At the end of the 19th century there was, in fact, considerable scientific debate about the soaring flight of birds (a subject for a future post).
William Leon Dawson, author of The Birds of California, a multi-volume treasure published in the 1920s, included this in his detailed entry for the condor:
… for me the heart of California lies in the Condor country. And for me the heart of mystery, of wonder, and of desire lies with the California Condor, that majestic and almost legendary figure, which still haunts the fastnesses of our lessening wilderness.
Anyone who has read many articles and books about the condor is likely to have encountered these oft-quoted lines by Dawson.

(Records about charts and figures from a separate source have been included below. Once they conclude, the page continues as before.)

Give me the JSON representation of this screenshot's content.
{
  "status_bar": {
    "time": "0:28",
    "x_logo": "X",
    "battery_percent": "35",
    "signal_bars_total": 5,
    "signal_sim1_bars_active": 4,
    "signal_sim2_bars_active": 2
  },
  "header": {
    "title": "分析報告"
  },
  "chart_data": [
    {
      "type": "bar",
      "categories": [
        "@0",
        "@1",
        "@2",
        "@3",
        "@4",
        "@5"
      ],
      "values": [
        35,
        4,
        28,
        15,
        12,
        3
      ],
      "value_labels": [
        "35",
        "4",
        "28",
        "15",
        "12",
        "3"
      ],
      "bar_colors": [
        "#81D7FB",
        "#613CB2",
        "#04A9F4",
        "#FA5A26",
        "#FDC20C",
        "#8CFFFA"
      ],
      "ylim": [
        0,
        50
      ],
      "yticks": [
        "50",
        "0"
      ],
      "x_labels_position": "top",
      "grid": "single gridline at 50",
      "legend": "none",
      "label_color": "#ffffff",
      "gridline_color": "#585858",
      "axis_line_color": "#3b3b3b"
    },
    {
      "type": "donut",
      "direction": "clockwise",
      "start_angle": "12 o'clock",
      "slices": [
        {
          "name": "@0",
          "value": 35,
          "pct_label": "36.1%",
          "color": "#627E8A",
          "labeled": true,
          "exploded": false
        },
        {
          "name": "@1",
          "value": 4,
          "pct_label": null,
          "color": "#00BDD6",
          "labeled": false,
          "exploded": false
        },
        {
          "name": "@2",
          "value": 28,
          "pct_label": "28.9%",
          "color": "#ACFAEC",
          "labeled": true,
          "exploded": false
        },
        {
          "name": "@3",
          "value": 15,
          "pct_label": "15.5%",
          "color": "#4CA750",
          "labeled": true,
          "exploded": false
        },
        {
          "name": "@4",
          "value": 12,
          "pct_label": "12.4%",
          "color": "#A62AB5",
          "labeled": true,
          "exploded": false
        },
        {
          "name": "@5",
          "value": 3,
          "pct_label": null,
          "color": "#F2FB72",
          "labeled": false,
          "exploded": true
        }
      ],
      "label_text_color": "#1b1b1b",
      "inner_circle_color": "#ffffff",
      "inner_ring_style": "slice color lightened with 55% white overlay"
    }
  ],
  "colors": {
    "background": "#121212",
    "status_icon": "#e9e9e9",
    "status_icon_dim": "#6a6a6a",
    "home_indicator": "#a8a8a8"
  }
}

Chester Newten Hess concluded a 1930 magazine article about the California condor with these words:
But though his enemies, natural and otherwise, destroy his mortal existence, they cannot rob him of his immortality. For he is woven into an imperishable fabric of fancy and fable, narrative and song. He belongs with the griffin, the basilik, the dragon and the unicorn, a deathless figure in the world’s folklore.
Some have said that he may have been the roc that transported Sinbad the Sailor to the land of wealth. And yet the California condor is a flesh-and-feathers bird, existing in reality though seemingly destined to soar into an empyrean from which there is no descent. It will be as though he never truly existed. His mythical and legendary identity will long survive his material entity.
I do not share Hess’s view that, if the California condor had gone extinct, the species would have been long remembered in any sense by very many people.
Having considered these 6 examples of lofty language from decades past, I will be on the lookout for more recent examples to share in a future post.
Newberry, J S. Report upon the zoology of the route. In Reports of explorations and surveys, to ascertain the most practicable and economical route for a railroad from the Mississippi River to the Pacific Ocean, …. Volume 6. Part 4. US Senate. 33rd Congress, 2nd session. 1857.
Heermann, A L. Report upon the birds collected on the survey. In Reports of explorations and surveys, to ascertain the most practicable and economical route for a railroad from the Mississippi River to the Pacific Ocean, …. Volume 10. Part 2. US Senate. 33rd Congress, 2nd session. 1859.
Shields, A M. Nesting of the California vulture. Nidiologist. July 1895.
Van Dyke, T S. The deer held the cards. Los Angeles Herald. 5 January 1896.
Dawson, William Leon. The birds of California. South Moulton. 1923.
Hess, Chester Newten. King condor. Touring Topics. August 1930.